Charmaine Jefferson, executive director of CAAM, found herself stunned by some of the verbiage written by some of the venues hosting exhibitions of Black artists.
“The title of our show–‘Places of Validation, Art & Progression’–came out of a description I read of the Hammer show (that called it) the first significant show on African American artists in L.A. I went ballistic. Excuse me! How can they say they’re the first show, when people like Samella Lewis and John Outterbridge have previously done such shows.”
Jefferson also questioned what she called LACMA’s “rewriting of history” to claim support and nurturing of the Black Arts Council (BAC) and its activities.
Founded in 1968 by Fergerson and Claude Booker, LACMA writes that BAC was “the driving force behind African American programming at LACMA, and their activities paved the way for the seminal exhibition, ‘Two Centuries of Black American Art,’ organized by the museum in 1976.”
In actuality, the executive director said the activities of BAC were relegated to the basement, and the museum took pains to distance itself.

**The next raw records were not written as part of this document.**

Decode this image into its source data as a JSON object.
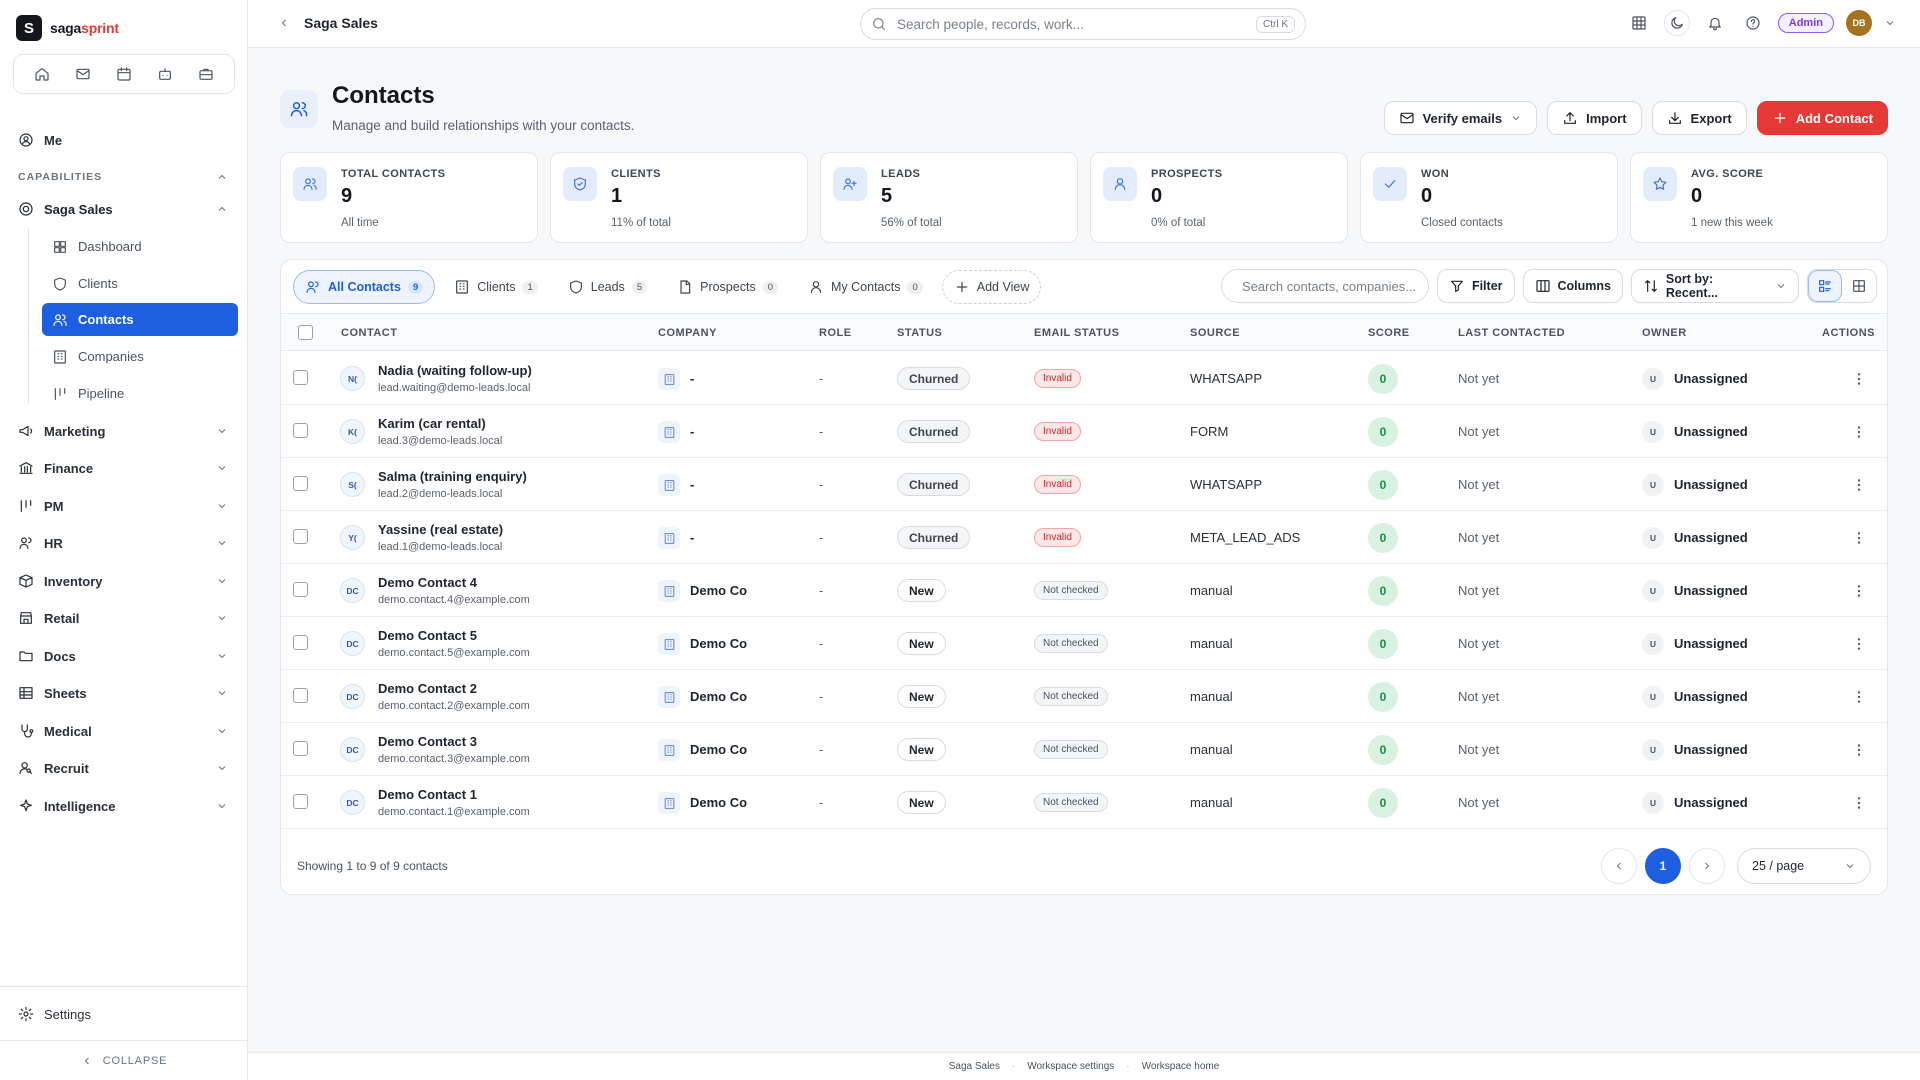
{
  "brand": {
    "name_part1": "saga",
    "name_part2": "sprint",
    "logo_letter": "S"
  },
  "sidebar": {
    "quick_icons": [
      "home-icon",
      "mail-icon",
      "calendar-icon",
      "bot-icon",
      "briefcase-icon"
    ],
    "me_label": "Me",
    "capabilities_label": "CAPABILITIES",
    "saga_sales_label": "Saga Sales",
    "sub_items": [
      {
        "label": "Dashboard",
        "icon": "grid-icon"
      },
      {
        "label": "Clients",
        "icon": "shield-icon"
      },
      {
        "label": "Contacts",
        "icon": "users-icon",
        "active": true
      },
      {
        "label": "Companies",
        "icon": "building-icon"
      },
      {
        "label": "Pipeline",
        "icon": "columns-icon"
      }
    ],
    "groups": [
      {
        "label": "Marketing",
        "icon": "megaphone-icon"
      },
      {
        "label": "Finance",
        "icon": "bank-icon"
      },
      {
        "label": "PM",
        "icon": "kanban-icon"
      },
      {
        "label": "HR",
        "icon": "people-icon"
      },
      {
        "label": "Inventory",
        "icon": "box-icon"
      },
      {
        "label": "Retail",
        "icon": "store-icon"
      },
      {
        "label": "Docs",
        "icon": "folder-icon"
      },
      {
        "label": "Sheets",
        "icon": "table-icon"
      },
      {
        "label": "Medical",
        "icon": "stethoscope-icon"
      },
      {
        "label": "Recruit",
        "icon": "user-search-icon"
      },
      {
        "label": "Intelligence",
        "icon": "sparkle-icon"
      }
    ],
    "settings_label": "Settings",
    "collapse_label": "COLLAPSE"
  },
  "topbar": {
    "breadcrumb": "Saga Sales",
    "search_placeholder": "Search people, records, work...",
    "search_shortcut": "Ctrl K",
    "admin_label": "Admin",
    "avatar_initials": "DB"
  },
  "page": {
    "title": "Contacts",
    "subtitle": "Manage and build relationships with your contacts.",
    "actions": {
      "verify": "Verify emails",
      "import": "Import",
      "export": "Export",
      "add": "Add Contact"
    }
  },
  "stats": [
    {
      "label": "TOTAL CONTACTS",
      "value": "9",
      "sub": "All time",
      "icon": "users-icon"
    },
    {
      "label": "CLIENTS",
      "value": "1",
      "sub": "11% of total",
      "icon": "shield-icon"
    },
    {
      "label": "LEADS",
      "value": "5",
      "sub": "56% of total",
      "icon": "user-plus-icon"
    },
    {
      "label": "PROSPECTS",
      "value": "0",
      "sub": "0% of total",
      "icon": "user-icon"
    },
    {
      "label": "WON",
      "value": "0",
      "sub": "Closed contacts",
      "icon": "check-icon"
    },
    {
      "label": "AVG. SCORE",
      "value": "0",
      "sub": "1 new this week",
      "icon": "star-icon"
    }
  ],
  "views": [
    {
      "label": "All Contacts",
      "count": "9",
      "active": true
    },
    {
      "label": "Clients",
      "count": "1"
    },
    {
      "label": "Leads",
      "count": "5"
    },
    {
      "label": "Prospects",
      "count": "0"
    },
    {
      "label": "My Contacts",
      "count": "0"
    }
  ],
  "add_view_label": "Add View",
  "toolbar": {
    "search_placeholder": "Search contacts, companies...",
    "filter": "Filter",
    "columns": "Columns",
    "sort": "Sort by: Recent..."
  },
  "columns": [
    "CONTACT",
    "COMPANY",
    "ROLE",
    "STATUS",
    "EMAIL STATUS",
    "SOURCE",
    "SCORE",
    "LAST CONTACTED",
    "OWNER",
    "ACTIONS"
  ],
  "rows": [
    {
      "initials": "N(",
      "name": "Nadia (waiting follow-up)",
      "email": "lead.waiting@demo-leads.local",
      "company": "-",
      "role": "-",
      "status": "Churned",
      "email_status": "Invalid",
      "source": "WHATSAPP",
      "score": "0",
      "last": "Not yet",
      "owner_initial": "U",
      "owner": "Unassigned"
    },
    {
      "initials": "K(",
      "name": "Karim (car rental)",
      "email": "lead.3@demo-leads.local",
      "company": "-",
      "role": "-",
      "status": "Churned",
      "email_status": "Invalid",
      "source": "FORM",
      "score": "0",
      "last": "Not yet",
      "owner_initial": "U",
      "owner": "Unassigned"
    },
    {
      "initials": "S(",
      "name": "Salma (training enquiry)",
      "email": "lead.2@demo-leads.local",
      "company": "-",
      "role": "-",
      "status": "Churned",
      "email_status": "Invalid",
      "source": "WHATSAPP",
      "score": "0",
      "last": "Not yet",
      "owner_initial": "U",
      "owner": "Unassigned"
    },
    {
      "initials": "Y(",
      "name": "Yassine (real estate)",
      "email": "lead.1@demo-leads.local",
      "company": "-",
      "role": "-",
      "status": "Churned",
      "email_status": "Invalid",
      "source": "META_LEAD_ADS",
      "score": "0",
      "last": "Not yet",
      "owner_initial": "U",
      "owner": "Unassigned"
    },
    {
      "initials": "DC",
      "name": "Demo Contact 4",
      "email": "demo.contact.4@example.com",
      "company": "Demo Co",
      "role": "-",
      "status": "New",
      "email_status": "Not checked",
      "source": "manual",
      "score": "0",
      "last": "Not yet",
      "owner_initial": "U",
      "owner": "Unassigned"
    },
    {
      "initials": "DC",
      "name": "Demo Contact 5",
      "email": "demo.contact.5@example.com",
      "company": "Demo Co",
      "role": "-",
      "status": "New",
      "email_status": "Not checked",
      "source": "manual",
      "score": "0",
      "last": "Not yet",
      "owner_initial": "U",
      "owner": "Unassigned"
    },
    {
      "initials": "DC",
      "name": "Demo Contact 2",
      "email": "demo.contact.2@example.com",
      "company": "Demo Co",
      "role": "-",
      "status": "New",
      "email_status": "Not checked",
      "source": "manual",
      "score": "0",
      "last": "Not yet",
      "owner_initial": "U",
      "owner": "Unassigned"
    },
    {
      "initials": "DC",
      "name": "Demo Contact 3",
      "email": "demo.contact.3@example.com",
      "company": "Demo Co",
      "role": "-",
      "status": "New",
      "email_status": "Not checked",
      "source": "manual",
      "score": "0",
      "last": "Not yet",
      "owner_initial": "U",
      "owner": "Unassigned"
    },
    {
      "initials": "DC",
      "name": "Demo Contact 1",
      "email": "demo.contact.1@example.com",
      "company": "Demo Co",
      "role": "-",
      "status": "New",
      "email_status": "Not checked",
      "source": "manual",
      "score": "0",
      "last": "Not yet",
      "owner_initial": "U",
      "owner": "Unassigned"
    }
  ],
  "pagination": {
    "showing": "Showing 1 to 9 of 9 contacts",
    "current_page": "1",
    "per_page": "25 / page"
  },
  "footer": {
    "links": [
      "Saga Sales",
      "Workspace settings",
      "Workspace home"
    ]
  },
  "colors": {
    "accent": "#1d5fe0",
    "danger": "#e53935",
    "admin": "#7c3aed"
  }
}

Those “views” of the Black arts scene from 1945-1980 was the impetus for the CAAM show, which Jefferson said is designed to look at the people and places that facilitated showings of art created by African Americans at a time when major institutions and galleries refused to exhibit their works.

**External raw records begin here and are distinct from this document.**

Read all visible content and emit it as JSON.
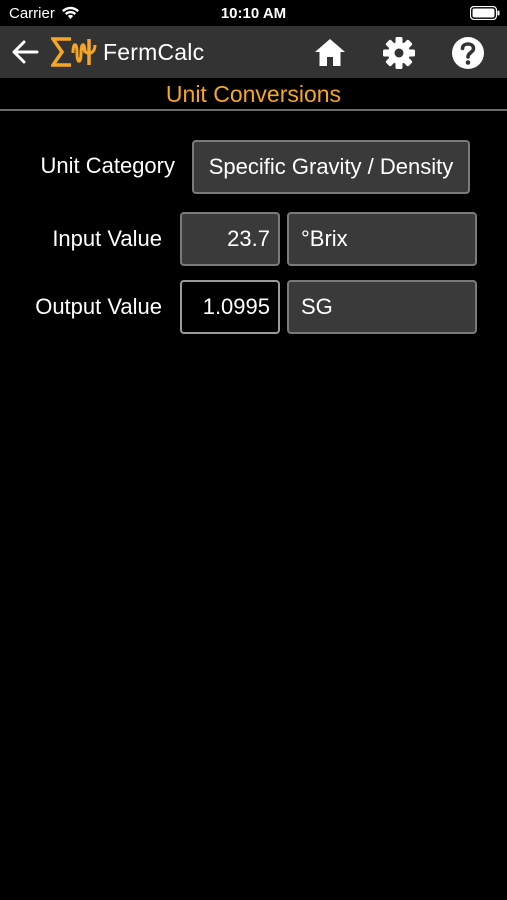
{
  "status_bar": {
    "carrier": "Carrier",
    "time": "10:10 AM"
  },
  "nav": {
    "app_title": "FermCalc",
    "icons": [
      "back-arrow-icon",
      "sigma-logo-icon",
      "home-icon",
      "gear-icon",
      "help-icon"
    ],
    "background": "#333333",
    "logo_color": "#f5a623"
  },
  "page": {
    "title": "Unit Conversions",
    "title_color": "#f5a623"
  },
  "form": {
    "category": {
      "label": "Unit Category",
      "value": "Specific Gravity / Density"
    },
    "input": {
      "label": "Input Value",
      "value": "23.7",
      "unit": "°Brix"
    },
    "output": {
      "label": "Output Value",
      "value": "1.0995",
      "unit": "SG"
    }
  }
}
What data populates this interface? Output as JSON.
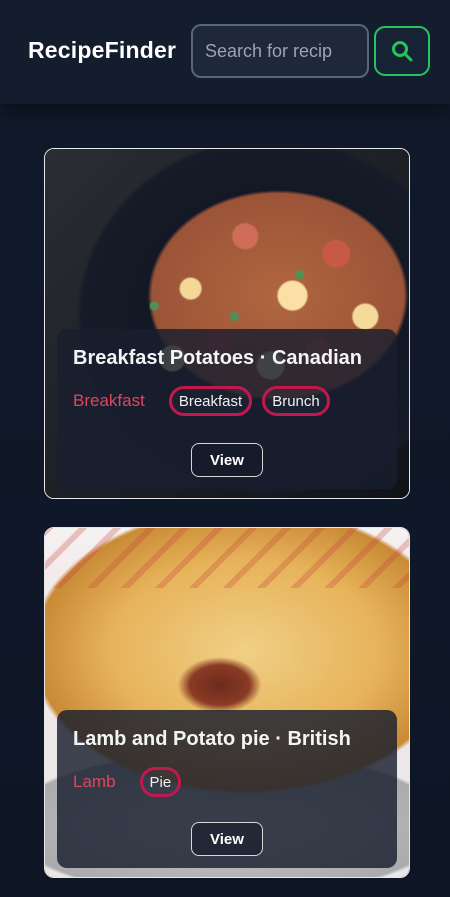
{
  "header": {
    "brand": "RecipeFinder",
    "search_placeholder": "Search for recip",
    "search_icon": "search-icon",
    "accent": "#23c65e"
  },
  "recipes": [
    {
      "title": "Breakfast Potatoes · Canadian",
      "category": "Breakfast",
      "tags": [
        "Breakfast",
        "Brunch"
      ],
      "view_label": "View"
    },
    {
      "title": "Lamb and Potato pie · British",
      "category": "Lamb",
      "tags": [
        "Pie"
      ],
      "view_label": "View"
    }
  ],
  "colors": {
    "category_text": "#e0455c",
    "tag_border": "#c2184d"
  }
}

Among other concerns addressed by those in the L.A. Black art world was the fact that the same small group of African-descended artists seemed to be included in all the PST shows.
But Ayndrea Wilson, executive director of the California Artists Coalition of Los Angeles (CACLA), is not necessarily bothered by this apparent lack of diversity, because she believes that PST itself is recognizing Los Angeles artists in a more universal way.

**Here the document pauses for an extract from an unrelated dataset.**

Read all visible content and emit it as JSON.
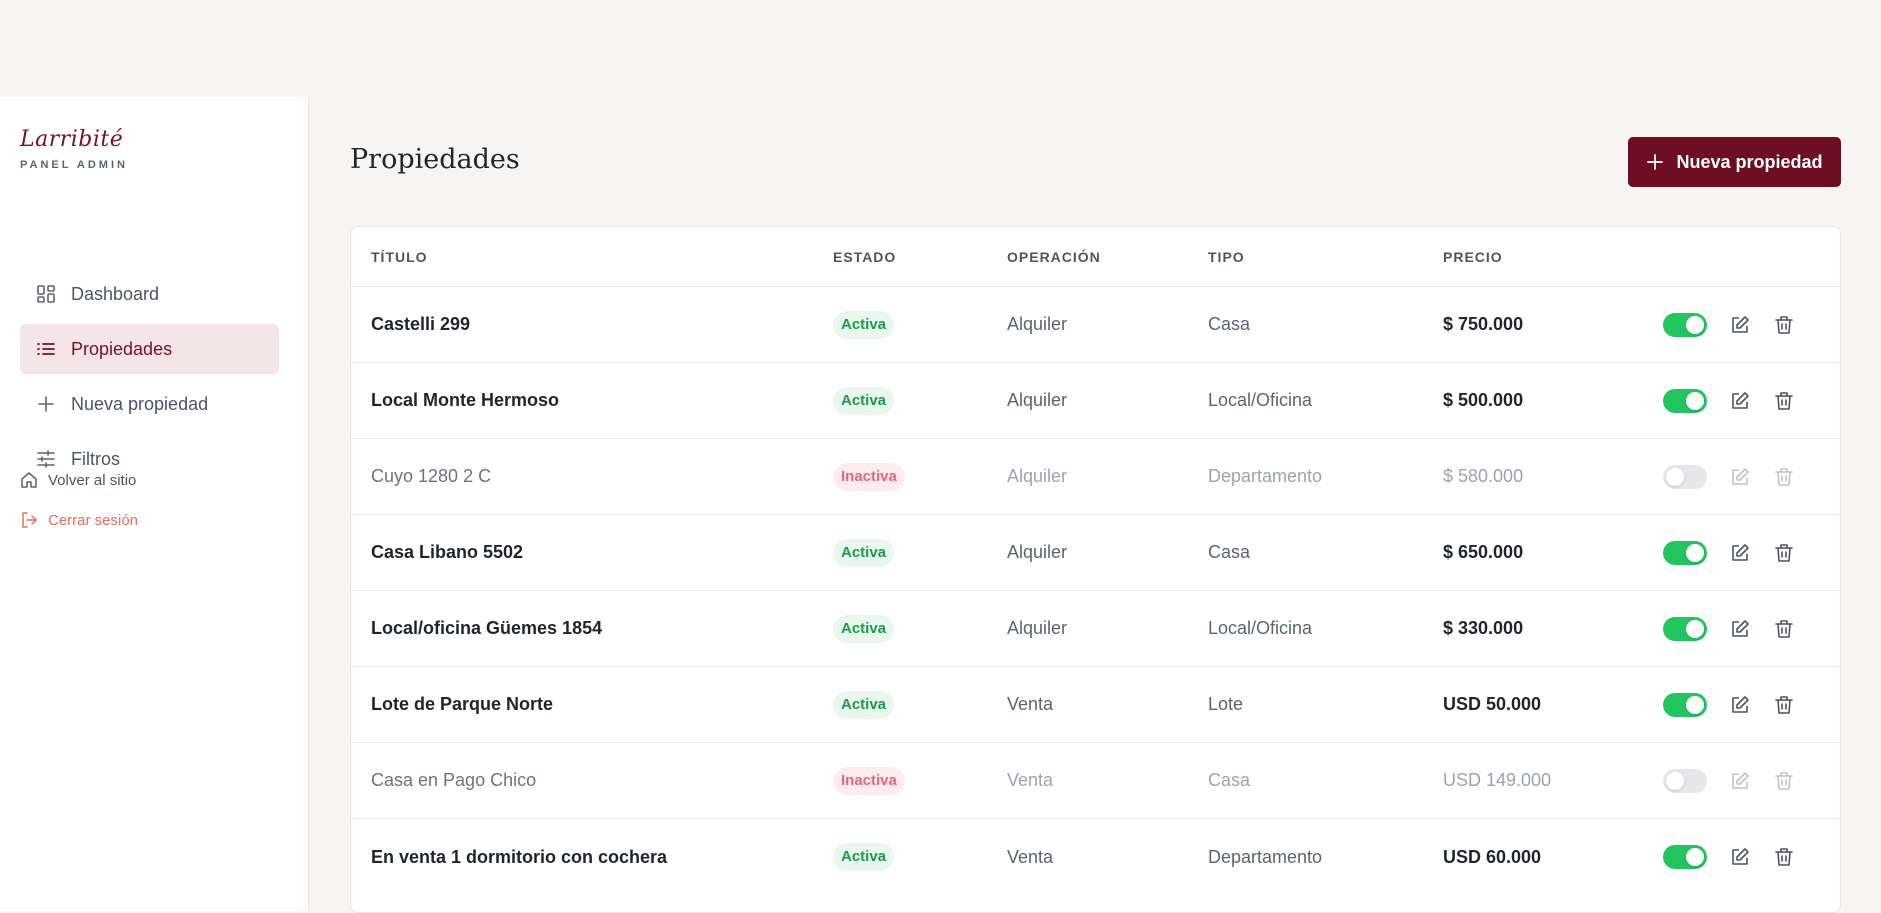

. . . “thousands upon thousands of people will go to the Getty; thousands will go to LACMA, and all of these places have Black art . . . this is certainly not the end-all, be-all. It’s the beginning of the conversation.”
And according to artist, art critic and former gallery director Greg Pitts, the conversation must include planning for and developing an infrastructure for growing the Black art market that includes collectors, museums and galleries, critics and historians, media and auction houses.
“What is going to have to happen is a protracted commitment to the arts in a systemic kind of way. What that means is we need to sit down, take a look and assess what we have; be honest about what we have to bring to the table. Then come up with a course of action to move forward.”